Proferí un grito. Hice esfuerzos para levantarme pero las sábanas y la manta estaban bien metidas bajo el colchón.

No podía moverme.

—¡Mamá… deténla! —supliqué—. ¡Por favor, no permitas que me haga daño!

Gwynnie se colocó al lado de la cama con ojos encendidos. Mamá posó una mano en el hombro de Gwynnie.

—Marco, ¿qué sucede? —preguntó mamá—. ¿Por qué le tienes miedo a tu hermana?

«¿Hermana?»

—¡No! —protesté—. Ella agitó el bate y me golpeó en la cabeza. Y luego…

—¡Yo no fui! —se defendió Gwynnie—. ¡Yo no te golpeé! ¿Te has vuelto loco?

Mamá hizo que Gwynnie retrocediera algunos pasos.

—Gwynnie no lo hizo, Marco —afirmó mamá con ternura—. Gwynnie no estaba en el campo de juego. ¿No te acuerdas?

—Ese golpe en la cabeza le hace confundir las cosas —dijo Gwynnie. Me dedicó una mirada severa al tiempo que negaba con la cabeza—. ¿Recuerdas algo, Marco?

—Por supuesto —murmuré.

De repente me sentí mareado, como si el cerebro me diera vueltas dentro de la cabeza.
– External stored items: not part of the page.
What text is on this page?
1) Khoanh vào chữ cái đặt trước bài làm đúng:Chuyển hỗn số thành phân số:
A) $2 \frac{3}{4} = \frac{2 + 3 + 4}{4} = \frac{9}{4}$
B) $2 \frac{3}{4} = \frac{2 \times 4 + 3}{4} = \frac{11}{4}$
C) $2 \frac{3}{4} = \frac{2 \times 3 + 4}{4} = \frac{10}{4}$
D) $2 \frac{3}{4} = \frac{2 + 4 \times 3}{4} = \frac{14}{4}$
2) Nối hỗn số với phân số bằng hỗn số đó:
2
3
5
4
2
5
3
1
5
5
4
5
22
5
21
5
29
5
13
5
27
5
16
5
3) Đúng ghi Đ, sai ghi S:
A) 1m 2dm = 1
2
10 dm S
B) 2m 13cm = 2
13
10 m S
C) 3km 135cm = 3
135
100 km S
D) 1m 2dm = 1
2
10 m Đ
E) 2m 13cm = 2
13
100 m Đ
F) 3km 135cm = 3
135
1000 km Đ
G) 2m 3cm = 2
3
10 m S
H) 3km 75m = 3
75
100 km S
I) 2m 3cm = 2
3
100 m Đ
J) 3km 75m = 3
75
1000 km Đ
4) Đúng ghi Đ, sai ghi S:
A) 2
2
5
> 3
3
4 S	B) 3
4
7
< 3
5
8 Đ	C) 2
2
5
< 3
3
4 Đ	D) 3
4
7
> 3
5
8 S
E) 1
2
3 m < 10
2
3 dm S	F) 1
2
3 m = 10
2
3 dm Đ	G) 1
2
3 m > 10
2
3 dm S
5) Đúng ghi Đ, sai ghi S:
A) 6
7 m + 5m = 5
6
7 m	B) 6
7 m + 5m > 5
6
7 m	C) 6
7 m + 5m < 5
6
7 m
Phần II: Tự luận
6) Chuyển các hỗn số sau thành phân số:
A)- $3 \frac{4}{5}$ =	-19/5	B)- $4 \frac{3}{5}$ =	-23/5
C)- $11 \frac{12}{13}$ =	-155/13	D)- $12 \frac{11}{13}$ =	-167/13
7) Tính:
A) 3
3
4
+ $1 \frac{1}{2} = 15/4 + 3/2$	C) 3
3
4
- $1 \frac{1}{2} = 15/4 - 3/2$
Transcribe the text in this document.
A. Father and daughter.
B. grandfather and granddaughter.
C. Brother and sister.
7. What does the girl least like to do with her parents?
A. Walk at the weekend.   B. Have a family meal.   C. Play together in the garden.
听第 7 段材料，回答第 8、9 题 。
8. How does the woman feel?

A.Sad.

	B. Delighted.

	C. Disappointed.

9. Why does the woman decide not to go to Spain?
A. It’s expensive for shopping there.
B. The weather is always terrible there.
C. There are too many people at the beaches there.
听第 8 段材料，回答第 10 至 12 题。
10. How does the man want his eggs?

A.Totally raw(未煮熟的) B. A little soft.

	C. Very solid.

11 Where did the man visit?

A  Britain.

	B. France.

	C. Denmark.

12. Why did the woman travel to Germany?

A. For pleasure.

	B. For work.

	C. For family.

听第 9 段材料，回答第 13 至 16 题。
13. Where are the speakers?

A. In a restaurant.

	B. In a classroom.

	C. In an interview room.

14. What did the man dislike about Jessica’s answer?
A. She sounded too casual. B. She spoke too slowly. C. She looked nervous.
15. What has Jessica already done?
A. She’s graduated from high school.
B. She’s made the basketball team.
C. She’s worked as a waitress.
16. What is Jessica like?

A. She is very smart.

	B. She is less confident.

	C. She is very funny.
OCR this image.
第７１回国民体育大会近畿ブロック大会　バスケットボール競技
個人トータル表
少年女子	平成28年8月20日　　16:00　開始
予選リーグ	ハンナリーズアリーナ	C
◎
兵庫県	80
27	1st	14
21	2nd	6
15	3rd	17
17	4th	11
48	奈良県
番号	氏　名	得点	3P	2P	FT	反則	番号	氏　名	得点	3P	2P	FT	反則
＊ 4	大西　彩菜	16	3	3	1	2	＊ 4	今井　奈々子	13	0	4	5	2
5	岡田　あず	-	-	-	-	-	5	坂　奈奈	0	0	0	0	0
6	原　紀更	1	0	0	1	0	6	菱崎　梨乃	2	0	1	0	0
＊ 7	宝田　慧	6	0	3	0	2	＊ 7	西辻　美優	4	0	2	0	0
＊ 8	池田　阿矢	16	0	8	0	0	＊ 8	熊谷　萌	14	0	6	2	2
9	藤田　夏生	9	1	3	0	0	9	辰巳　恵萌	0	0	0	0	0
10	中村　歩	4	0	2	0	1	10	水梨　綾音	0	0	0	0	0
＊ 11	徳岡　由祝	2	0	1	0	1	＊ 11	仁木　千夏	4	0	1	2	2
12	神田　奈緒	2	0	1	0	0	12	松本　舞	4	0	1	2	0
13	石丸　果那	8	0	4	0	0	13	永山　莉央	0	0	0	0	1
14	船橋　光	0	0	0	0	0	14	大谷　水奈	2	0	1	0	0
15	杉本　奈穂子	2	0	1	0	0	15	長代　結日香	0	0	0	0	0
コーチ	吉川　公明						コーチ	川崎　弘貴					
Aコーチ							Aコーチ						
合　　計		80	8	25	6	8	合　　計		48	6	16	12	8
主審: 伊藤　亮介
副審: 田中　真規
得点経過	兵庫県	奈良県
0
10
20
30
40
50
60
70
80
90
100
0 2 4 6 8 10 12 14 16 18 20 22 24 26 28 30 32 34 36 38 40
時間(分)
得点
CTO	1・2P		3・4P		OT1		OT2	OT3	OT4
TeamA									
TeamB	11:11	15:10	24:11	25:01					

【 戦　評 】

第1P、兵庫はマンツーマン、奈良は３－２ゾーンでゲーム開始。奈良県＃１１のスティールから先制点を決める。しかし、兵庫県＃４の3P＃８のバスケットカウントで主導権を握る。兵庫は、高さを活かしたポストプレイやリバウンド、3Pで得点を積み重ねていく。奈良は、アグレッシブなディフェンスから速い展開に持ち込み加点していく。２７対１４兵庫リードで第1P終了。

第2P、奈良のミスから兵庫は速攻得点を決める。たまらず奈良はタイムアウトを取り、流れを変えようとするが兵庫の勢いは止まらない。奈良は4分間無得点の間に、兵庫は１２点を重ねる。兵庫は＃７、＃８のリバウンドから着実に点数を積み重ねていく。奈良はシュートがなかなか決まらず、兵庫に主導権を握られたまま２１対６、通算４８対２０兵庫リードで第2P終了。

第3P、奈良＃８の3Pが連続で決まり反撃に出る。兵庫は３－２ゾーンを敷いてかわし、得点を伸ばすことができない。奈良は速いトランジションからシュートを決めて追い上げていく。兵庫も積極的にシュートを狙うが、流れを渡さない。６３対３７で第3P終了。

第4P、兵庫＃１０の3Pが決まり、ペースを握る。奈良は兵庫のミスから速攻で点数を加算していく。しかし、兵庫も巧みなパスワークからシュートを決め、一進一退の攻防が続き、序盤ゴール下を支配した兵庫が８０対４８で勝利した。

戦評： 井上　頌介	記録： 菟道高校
Me sentía enormemente confundido.

No sabía qué era lo que recordaba y qué había olvidado.

—¿Cuánto son cuatro más cuatro? —preguntó Gwynnie.

—Gwynnie, no seas pesada —la reprendió mamá antes de dirigirse a mí—. Ahora te acuerdas de tu hermanita, ¿verdad, Marco?

«¿Hermanita?»

Gwynnie abultaba el doble que yo.

—Sí, la recuerdo —respondí. Puse los ojos en blanco—. ¿Cómo iba a olvidarla? Supongo que ese horrible sueño ha hecho que lo mezcle todo —expliqué—. En mi sueño no era mi hermana. Y agitaba el bate que…

—¡Tu amigo Jeremy fue quien agitó el bate! —afirmó Gwynnie—. ¿No recuerdas nada?

—¿Jeremy? —pregunté extrañado.

—Marco necesita algo de tiempo —le dijo mamá a Gwynnie—. Pero el doctor Bailey dice que se recuperará totalmente.

—Pero se quedará tonto —insistió Gwynnie.

Mamá exhaló un suspiro.

—¡Gwynnie! ¿Por qué dices eso?

Gwynnie soltó una risita nerviosa.

—¡Porque ya era tonto antes de que lo golpearan en la cabeza!

Emití un quejido. Quería saltar de la cama y propinarle un puñetazo a Gwynnie, pero la sábana me tenía aprisionado y me sentía demasiado débil.

Tenía la sensación que la cabeza iba a estallarme de un momento a otro. No dejaban de aparecérseme en la mente fragmentos de aquel sueño.

De nuevo vi a Gwynnie en el sótano, sacando las tripas. Contemplé sus órganos rosados y amarillos agitándose como una masa de gelatina.

También veía a Keith sentado en mi cama. ¡Tan tranquilo y relajado como si estuviese en su habitación!

—Mamá —dije, intentando ahuyentar aquellas imágenes extrañas y confusas de mi mente—. No hay ningún muchacho que se llame Keith, ¿verdad? Me refiero a que yo no conozco a ningún chico llamado Keith. No vive en nuestro sótano, ¿verdad?

—¡Por supuesto que sí! —afirmó Gwynnie.